Quand cette persistance est faible, la tâche devient morcelée, pénible à reprendre, et vous finissez par la remettre à plus tard.
- Concentration de l’attention : c’est la faculté de rester focalisé sur un seul objectif sans se disperser.
– Exemple : vous essayez d’avancer sur un projet, mais votre esprit passe sans arrêt d’un onglet à l’autre, entre votre code, vos e-mails et une recherche Google.
Plus vous changez de tâche, plus votre concentration diminue, et plus il devient difficile de s’y remettre. La procrastination apparaît souvent à ce moment-là, quand l’effort mental pour reprendre semble trop lourd.
- Distribution de l’attention : c’est le fait de diviser son attention entre plusieurs tâches en même temps.
– Exemple : vous tentez de corriger un bug tout en suivant une réunion et en répondant à des messages. Vous avancez un peu sur chaque chose, mais lentement, avec plus d’erreurs.
Ce sentiment de ne rien terminer épuise mentalement et pousse à tout repousser. En voulant trop en faire à la fois, vous finissez par ralentir sur tout.

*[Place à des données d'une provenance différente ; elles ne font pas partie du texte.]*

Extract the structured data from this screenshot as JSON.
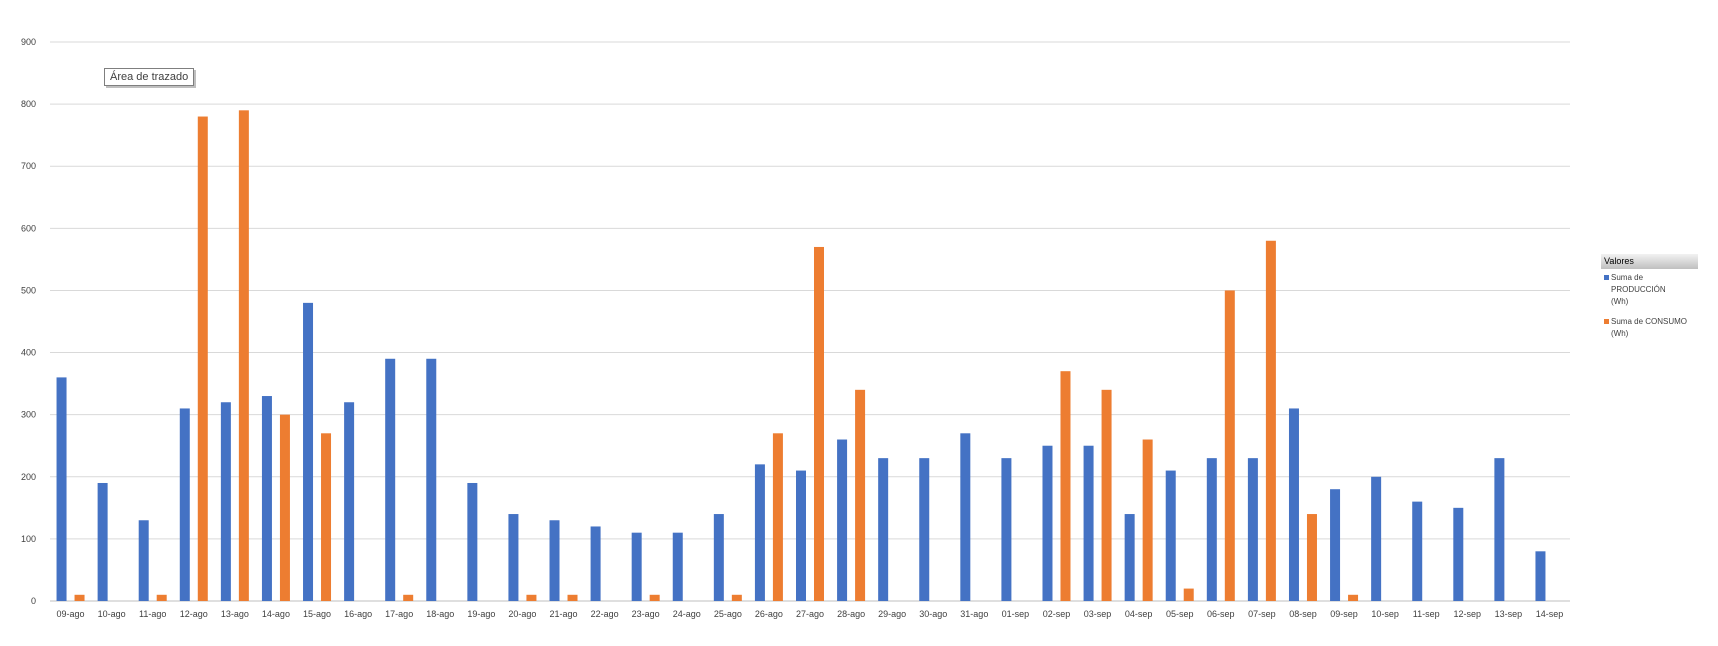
{
  "chart_data": {
    "type": "bar",
    "categories": [
      "09-ago",
      "10-ago",
      "11-ago",
      "12-ago",
      "13-ago",
      "14-ago",
      "15-ago",
      "16-ago",
      "17-ago",
      "18-ago",
      "19-ago",
      "20-ago",
      "21-ago",
      "22-ago",
      "23-ago",
      "24-ago",
      "25-ago",
      "26-ago",
      "27-ago",
      "28-ago",
      "29-ago",
      "30-ago",
      "31-ago",
      "01-sep",
      "02-sep",
      "03-sep",
      "04-sep",
      "05-sep",
      "06-sep",
      "07-sep",
      "08-sep",
      "09-sep",
      "10-sep",
      "11-sep",
      "12-sep",
      "13-sep",
      "14-sep"
    ],
    "series": [
      {
        "name": "Suma de PRODUCCIÓN (Wh)",
        "color": "#4472c4",
        "values": [
          360,
          190,
          130,
          310,
          320,
          330,
          480,
          320,
          390,
          390,
          190,
          140,
          130,
          120,
          110,
          110,
          140,
          220,
          210,
          260,
          230,
          230,
          270,
          230,
          250,
          250,
          140,
          210,
          230,
          230,
          310,
          180,
          200,
          160,
          150,
          230,
          80
        ]
      },
      {
        "name": "Suma de CONSUMO (Wh)",
        "color": "#ed7d31",
        "values": [
          10,
          0,
          10,
          780,
          790,
          300,
          270,
          0,
          10,
          0,
          0,
          10,
          10,
          0,
          10,
          0,
          10,
          270,
          570,
          340,
          0,
          0,
          0,
          0,
          370,
          340,
          260,
          20,
          500,
          580,
          140,
          10,
          0,
          0,
          0,
          0,
          0
        ]
      }
    ],
    "ylim": [
      0,
      900
    ],
    "yticks": [
      0,
      100,
      200,
      300,
      400,
      500,
      600,
      700,
      800,
      900
    ],
    "grid": true,
    "legend_position": "right"
  },
  "tooltip": {
    "text": "Área de trazado"
  },
  "legend": {
    "title": "Valores",
    "items": [
      {
        "label_line1": "Suma de",
        "label_line2": "PRODUCCIÓN",
        "label_line3": "(Wh)",
        "color": "#4472c4"
      },
      {
        "label_line1": "Suma de CONSUMO",
        "label_line2": "(Wh)",
        "color": "#ed7d31"
      }
    ]
  }
}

Quand une personne est confiante (auto-efficacité élevée), elle est plus susceptible de persévérer et de rester concentrée, ce qui aide à éviter la procrastination. Toutefois, si cette même personne tente de faire trop de choses en parallèle, donc en répartissant son attention, elle peut au contraire retarder les tâches (Tan, 2025).
A cela s’ajoute un facteur étroitement lié et souvent oublié et déjà mentionné plus haut: la fatigue.
Quand on est épuisé, notre attention vacille, notre volonté baisse, et il devient beaucoup plus difficile de lutter contre les distractions. Cela rend la procrastination plus probable, même si on veut vraiment avancer.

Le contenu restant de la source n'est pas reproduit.